L'Etat a ainsi participé en 2003 au renforcement des fonds propres de France Télécom, à hauteur de sa part dans le capital, soit un investissement public de 9 milliards d'euros sur une augmentation en capital s'établissant au total à 15 milliards d'euros .
L'ERAP, établissement public industriel et commercial, a vu ses statuts modifiés par décret, afin de lui permettre de détenir des participations financières dans France Télécom. L'ERAP a souscrit à l'opération de renforcement des fonds propres de France Télécom à hauteur de la part détenue par l'Etat dans le capital de l'entreprise, en contractant des emprunts. L'établissement a, à la fois, porté la dette nécessaire au renforcement des fonds propres de France Télécom et les titres de l'entreprise . Le remboursement des emprunts de l'ERAP a été financé par des produits de cession de titres détenus par l'Etat et par la cession directe de titres de France Télécom.
Afin de procéder, dans les meilleures conditions, aux emprunts nécessaires, l'ERAP a obtenu la garantie explicite de l'Etat, en application de l'article 80 de la loi de finances rectificative pour 2002 20 ( * ) . Avant l'émission d'emprunts obligataires, il avait auparavant obtenu un financement auprès de la trésorerie de l'Etat. Les conditions d'emprunt de l'ERAP ont supporté un écart de taux de 40 points de base par rapport aux conditions qu'aurait obtenu l'Etat sur le même emprunt.
L'investissement n'a pas pesé sur les déficits publics, car l'acquisition de titres d'une entreprise relève, en comptabilité européenne, de la catégorie des « opérations financières », qui n'ont pas d'impact sur le déficit public au sens du Traité de Maastricht . Il n'a pas modifié l'équilibre budgétaire présenté par le gouvernement pour l'exercice 2003.
En revanche, il s'est traduit dans le décompte de la dette publique car l'endettement nécessaire pour souscrire au renforcement des fonds propres devait être retracé dans la dette des administrations publiques, ce qui a représenté une augmentation de cette dette de l'ordre de 0,6% du PIB en 2003 .
Deux enseignements peuvent être tirés de cette opération financière réalisée par l'ERAP pour le compte de l'Etat.
D'une part, même lorsque la vocation d'une structure n'est pas de conserver durablement sa participation, la cession définitive de l'ensemble des parts d'une entreprise de taille importante peut prendre du temps . Après avoir acquis pour le compte de l'Etat 26,57 % de France Télécom en 2003, l'ERAP a progressivement ramené sa participation à 19,07 % en 2004 après une première cession, puis à 14,28 % en 2005 après une deuxième cession, et sans avoir participé à l'augmentation de capital de septembre 2005 liée à l'acquisition d'AMENA en Espagne, et enfin en 2007 à 9,23 %. Cinq après l'acquisition des titres, l'ERAP reste au capital de France Télécom.
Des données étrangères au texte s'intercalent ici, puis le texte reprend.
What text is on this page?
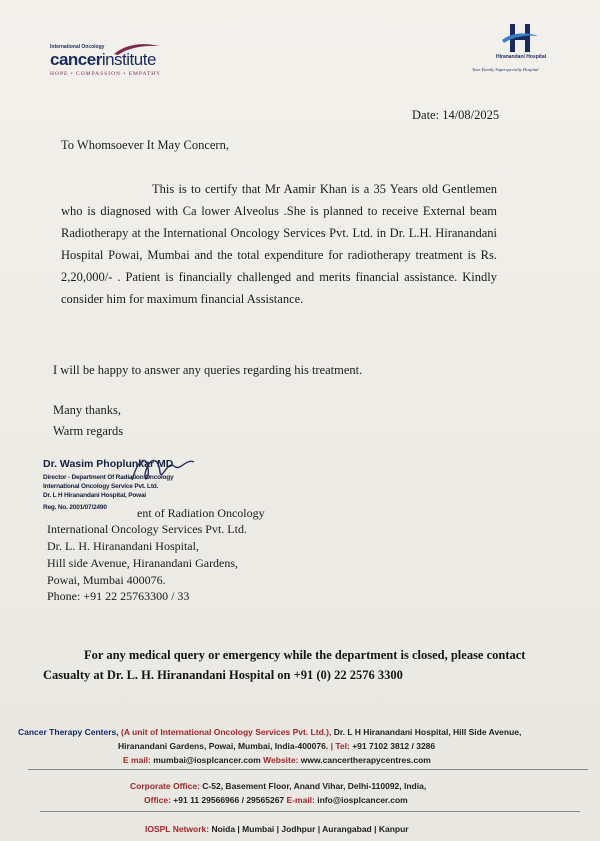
International Oncology
cancerinstitute
HOPE • COMPASSION • EMPATHY
Hiranandani Hospital
Your Family Superspecialty Hospital
Date: 14/08/2025
To Whomsoever It May Concern,
This is to certify that Mr Aamir Khan is a 35 Years old Gentlemen who is diagnosed with Ca lower Alveolus .She is planned to receive External beam Radiotherapy at the International Oncology Services Pvt. Ltd. in Dr. L.H. Hiranandani Hospital Powai, Mumbai and the total expenditure for radiotherapy treatment is Rs. 2,20,000/- . Patient is financially challenged and merits financial assistance. Kindly consider him for maximum financial Assistance.
I will be happy to answer any queries regarding his treatment.
Many thanks,
Warm regards
Dr. Wasim Phoplunkar MD
Director - Department Of Radiation Oncology
International Oncology Service Pvt. Ltd.
Dr. L H Hiranandani Hospital, Powai
Reg. No. 2001/07/2490	ent of Radiation Oncology
International Oncology Services Pvt. Ltd.
Dr. L. H. Hiranandani Hospital,
Hill side Avenue, Hiranandani Gardens,
Powai, Mumbai 400076.
Phone: +91 22 25763300 / 33
For any medical query or emergency while the department is closed, please contact
Casualty at Dr. L. H. Hiranandani Hospital on +91 (0) 22 2576 3300
Cancer Therapy Centers, (A unit of International Oncology Services Pvt. Ltd.), Dr. L H Hiranandani Hospital, Hill Side Avenue,
Hiranandani Gardens, Powai, Mumbai, India-400076. | Tel: +91 7102 3812 / 3286
E mail: mumbai@iosplcancer.com Website: www.cancertherapycentres.com
Corporate Office: C-52, Basement Floor, Anand Vihar, Delhi-110092, India,
Office: +91 11 29566966 / 29565267 E-mail: info@iosplcancer.com
IOSPL Network: Noida | Mumbai | Jodhpur | Aurangabad | Kanpur
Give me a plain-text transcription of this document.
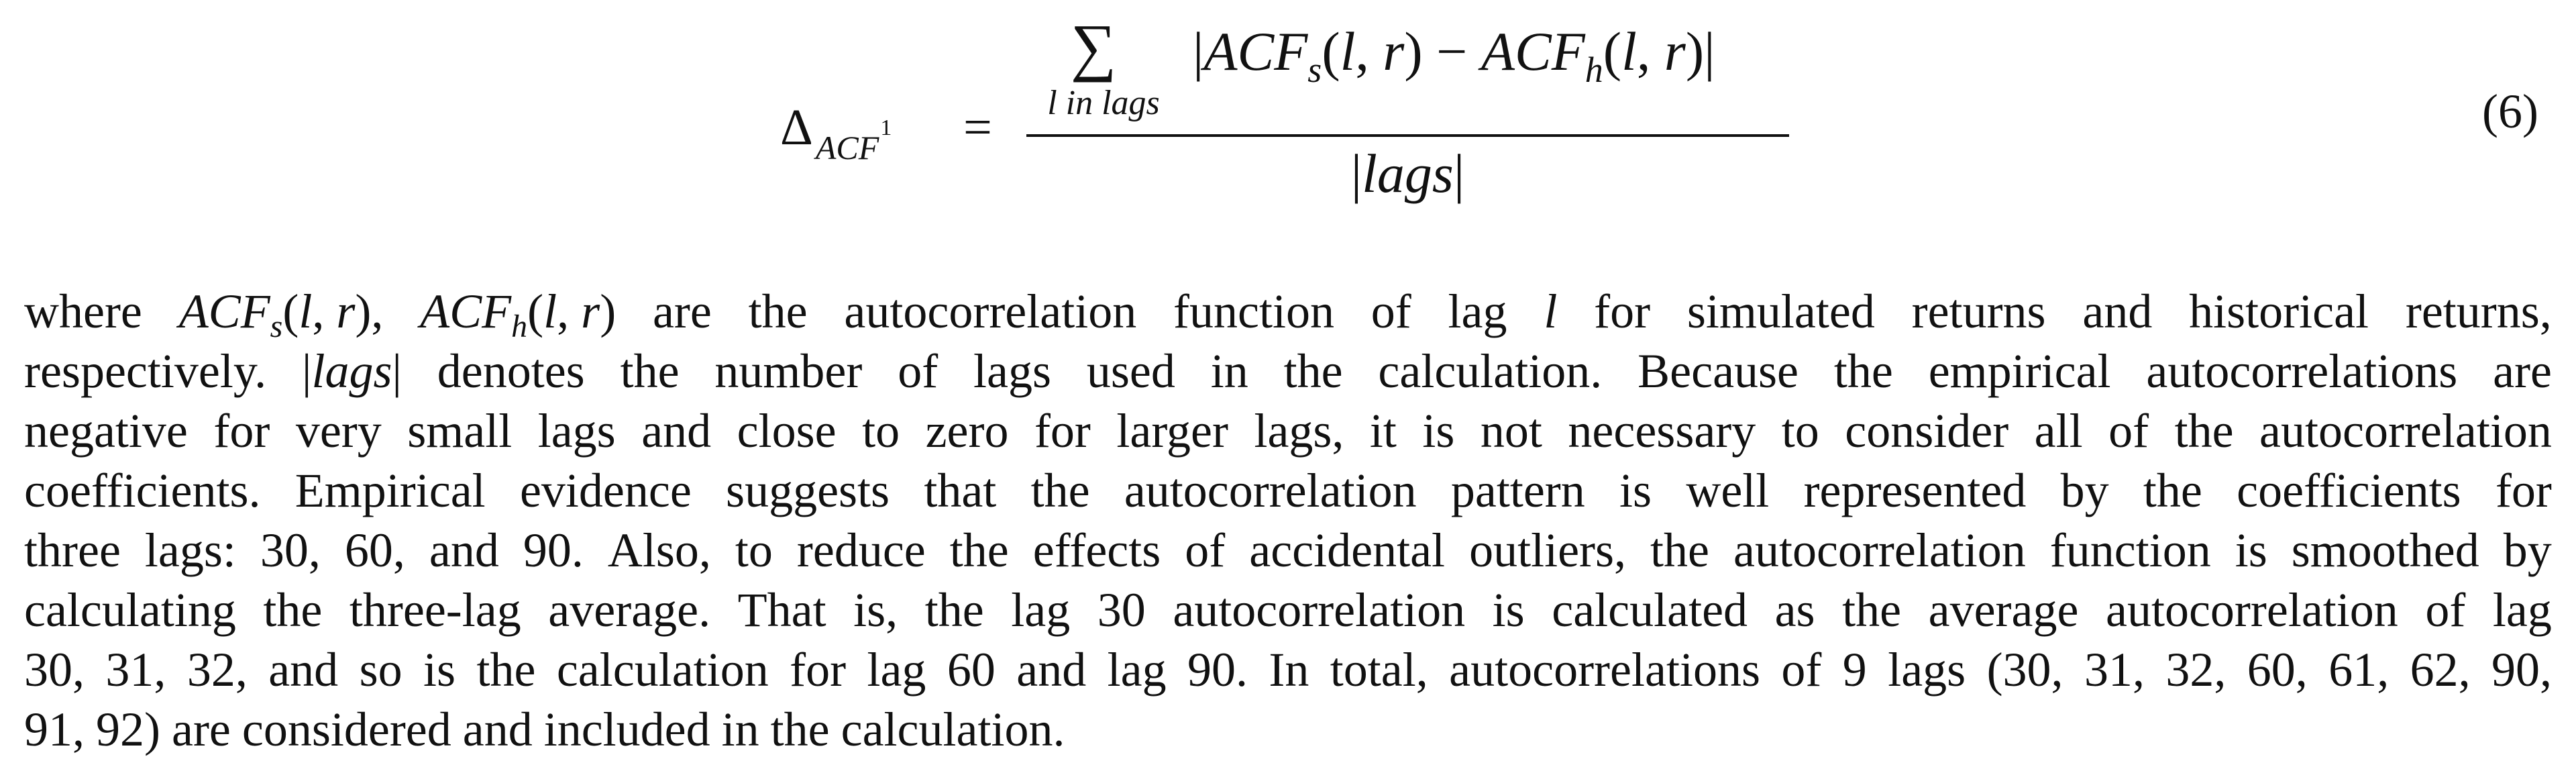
$\Delta_{ACF}1$ =
∑
l in lags
$|ACF_s(l$, $r) - ACF_h(l$, r)|
|lags|
(6)
where ACFs(l, r), ACFh(l, r) are the autocorrelation function of lag l for simulated returns and historical returns,
respectively. |lags| denotes the number of lags used in the calculation. Because the empirical autocorrelations are
negative for very small lags and close to zero for larger lags, it is not necessary to consider all of the autocorrelation
coefficients. Empirical evidence suggests that the autocorrelation pattern is well represented by the coefficients for
three lags: 30, 60, and 90. Also, to reduce the effects of accidental outliers, the autocorrelation function is smoothed by
calculating the three-lag average. That is, the lag 30 autocorrelation is calculated as the average autocorrelation of lag
30, 31, 32, and so is the calculation for lag 60 and lag 90. In total, autocorrelations of 9 lags (30, 31, 32, 60, 61, 62, 90,
91, 92) are considered and included in the calculation.
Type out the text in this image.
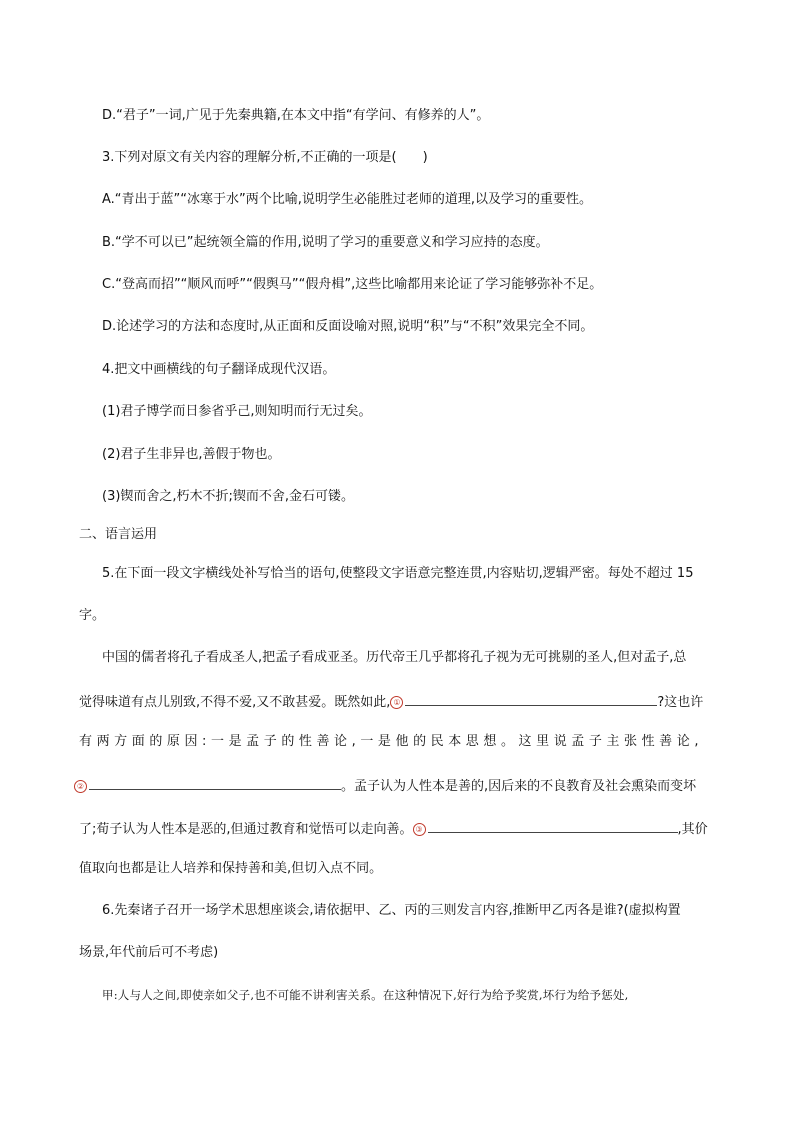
D.“君子”一词,广见于先秦典籍,在本文中指“有学问、有修养的人”。
3.下列对原文有关内容的理解分析,不正确的一项是(　　)
A.“青出于蓝”“冰寒于水”两个比喻,说明学生必能胜过老师的道理,以及学习的重要性。
B.“学不可以已”起统领全篇的作用,说明了学习的重要意义和学习应持的态度。
C.“登高而招”“顺风而呼”“假舆马”“假舟楫”,这些比喻都用来论证了学习能够弥补不足。
D.论述学习的方法和态度时,从正面和反面设喻对照,说明“积”与“不积”效果完全不同。
4.把文中画横线的句子翻译成现代汉语。
(1)君子博学而日参省乎己,则知明而行无过矣。
(2)君子生非异也,善假于物也。
(3)锲而舍之,朽木不折;锲而不舍,金石可镂。
二、语言运用
5.在下面一段文字横线处补写恰当的语句,使整段文字语意完整连贯,内容贴切,逻辑严密。每处不超过 15
字。
中国的儒者将孔子看成圣人,把孟子看成亚圣。历代帝王几乎都将孔子视为无可挑剔的圣人,但对孟子,总
觉得味道有点儿别致,不得不爱,又不敢甚爱。既然如此, ①	?这也许
有 两 方 面 的 原 因 : 一 是 孟 子 的 性 善 论 , 一 是 他 的 民 本 思 想 。 这 里 说 孟 子 主 张 性 善 论 ,
②	。孟子认为人性本是善的,因后来的不良教育及社会熏染而变坏
了;荀子认为人性本是恶的,但通过教育和觉悟可以走向善。 ③	,其价
值取向也都是让人培养和保持善和美,但切入点不同。
6.先秦诸子召开一场学术思想座谈会,请依据甲、乙、丙的三则发言内容,推断甲乙丙各是谁?(虚拟构置
场景,年代前后可不考虑)
甲:人与人之间,即使亲如父子,也不可能不讲利害关系。在这种情况下,好行为给予奖赏,坏行为给予惩处,
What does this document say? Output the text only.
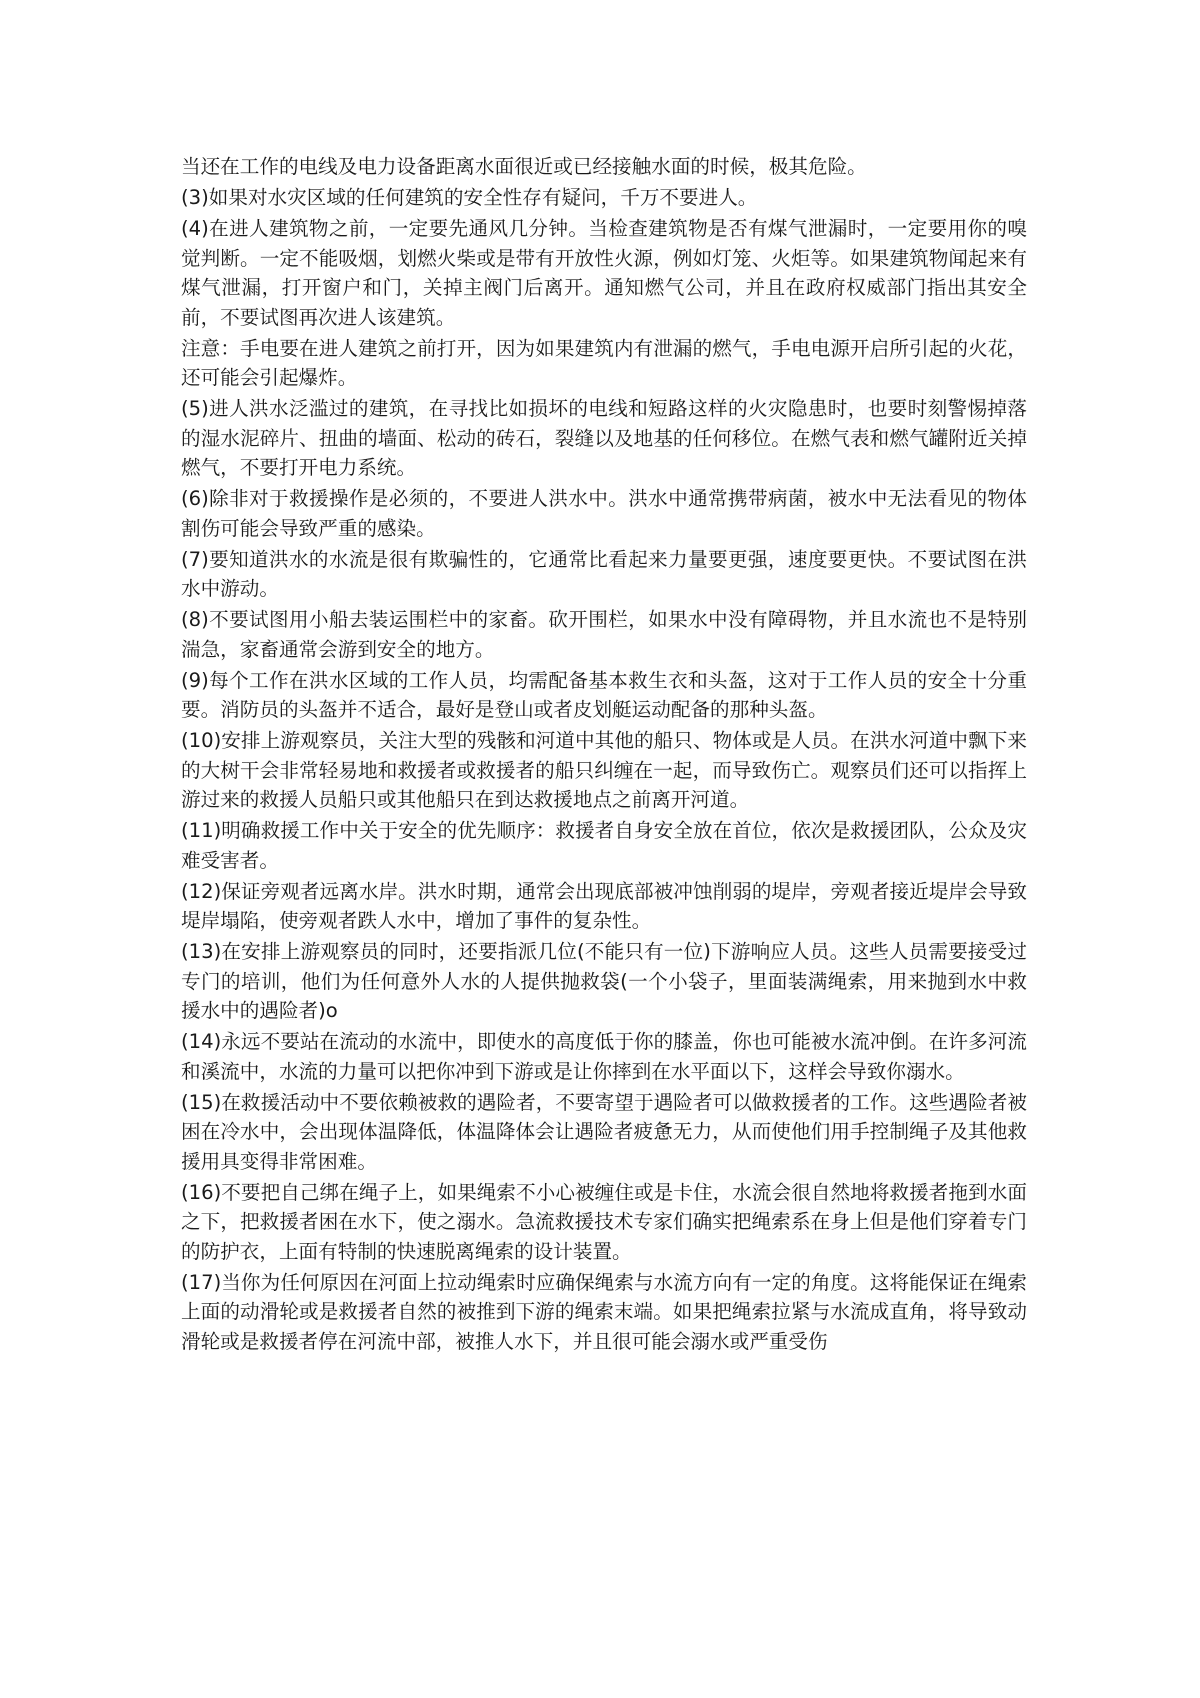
当还在工作的电线及电力设备距离水面很近或已经接触水面的时候，极其危险。

(3)如果对水灾区域的任何建筑的安全性存有疑问，千万不要进人。

(4)在进人建筑物之前，一定要先通风几分钟。当检查建筑物是否有煤气泄漏时，一定要用你的嗅觉判断。一定不能吸烟，划燃火柴或是带有开放性火源，例如灯笼、火炬等。如果建筑物闻起来有煤气泄漏，打开窗户和门，关掉主阀门后离开。通知燃气公司，并且在政府权威部门指出其安全前，不要试图再次进人该建筑。

注意：手电要在进人建筑之前打开，因为如果建筑内有泄漏的燃气，手电电源开启所引起的火花，还可能会引起爆炸。

(5)进人洪水泛滥过的建筑，在寻找比如损坏的电线和短路这样的火灾隐患时，也要时刻警惕掉落的湿水泥碎片、扭曲的墙面、松动的砖石，裂缝以及地基的任何移位。在燃气表和燃气罐附近关掉燃气，不要打开电力系统。

(6)除非对于救援操作是必须的，不要进人洪水中。洪水中通常携带病菌，被水中无法看见的物体割伤可能会导致严重的感染。

(7)要知道洪水的水流是很有欺骗性的，它通常比看起来力量要更强，速度要更快。不要试图在洪水中游动。

(8)不要试图用小船去装运围栏中的家畜。砍开围栏，如果水中没有障碍物，并且水流也不是特别湍急，家畜通常会游到安全的地方。

(9)每个工作在洪水区域的工作人员，均需配备基本救生衣和头盔，这对于工作人员的安全十分重要。消防员的头盔并不适合，最好是登山或者皮划艇运动配备的那种头盔。

(10)安排上游观察员，关注大型的残骸和河道中其他的船只、物体或是人员。在洪水河道中飘下来的大树干会非常轻易地和救援者或救援者的船只纠缠在一起，而导致伤亡。观察员们还可以指挥上游过来的救援人员船只或其他船只在到达救援地点之前离开河道。

(11)明确救援工作中关于安全的优先顺序：救援者自身安全放在首位，依次是救援团队，公众及灾难受害者。

(12)保证旁观者远离水岸。洪水时期，通常会出现底部被冲蚀削弱的堤岸，旁观者接近堤岸会导致堤岸塌陷，使旁观者跌人水中，增加了事件的复杂性。

(13)在安排上游观察员的同时，还要指派几位(不能只有一位)下游响应人员。这些人员需要接受过专门的培训，他们为任何意外人水的人提供抛救袋(一个小袋子，里面装满绳索，用来抛到水中救援水中的遇险者)o

(14)永远不要站在流动的水流中，即使水的高度低于你的膝盖，你也可能被水流冲倒。在许多河流和溪流中，水流的力量可以把你冲到下游或是让你摔到在水平面以下，这样会导致你溺水。

(15)在救援活动中不要依赖被救的遇险者，不要寄望于遇险者可以做救援者的工作。这些遇险者被困在冷水中，会出现体温降低，体温降体会让遇险者疲惫无力，从而使他们用手控制绳子及其他救援用具变得非常困难。

(16)不要把自己绑在绳子上，如果绳索不小心被缠住或是卡住，水流会很自然地将救援者拖到水面之下，把救援者困在水下，使之溺水。急流救援技术专家们确实把绳索系在身上但是他们穿着专门的防护衣，上面有特制的快速脱离绳索的设计装置。

(17)当你为任何原因在河面上拉动绳索时应确保绳索与水流方向有一定的角度。这将能保证在绳索上面的动滑轮或是救援者自然的被推到下游的绳索末端。如果把绳索拉紧与水流成直角，将导致动滑轮或是救援者停在河流中部，被推人水下，并且很可能会溺水或严重受伤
D'autre part, sur un plan patrimonial, une opération de recapitalisation - c'est le cas pour l'ERAP - peut s'avérer financièrement équilibrée, voire bénéficiaire . Les dividendes cumulés ont couvert les frais financiers des emprunts garantis par l'Etat et les cessions ont dégagé des plus-values nettes. En endettement brut, seule variable prise en compte au titre de la dette publique par Eurostat, le montant de l'emprunt correspondant à la prise de participation dans France Télécom est passé de 9,4 milliards d'euros de 2003 à 2005 inclus , puis à 6,4 milliards d'euros sur la période 2006-2007 , et enfin à 2,4 milliards d'euros à la suite d'un remboursement en principal de 4 milliards d'euros le 25 avril 2008 .
* 19 3.687 millions d'euros sont par ailleurs prévus au titre de l'Opération Campus de rénovation des universités.
* 20 Il dispose que « les emprunts contractés par l'Etat, dans le cadre de son soutien d'actionnaire à France Telecom, bénéficient, en principal et intérêts, de la garantie de l'Etat dans la limite de 10 milliards d'euros en principal ».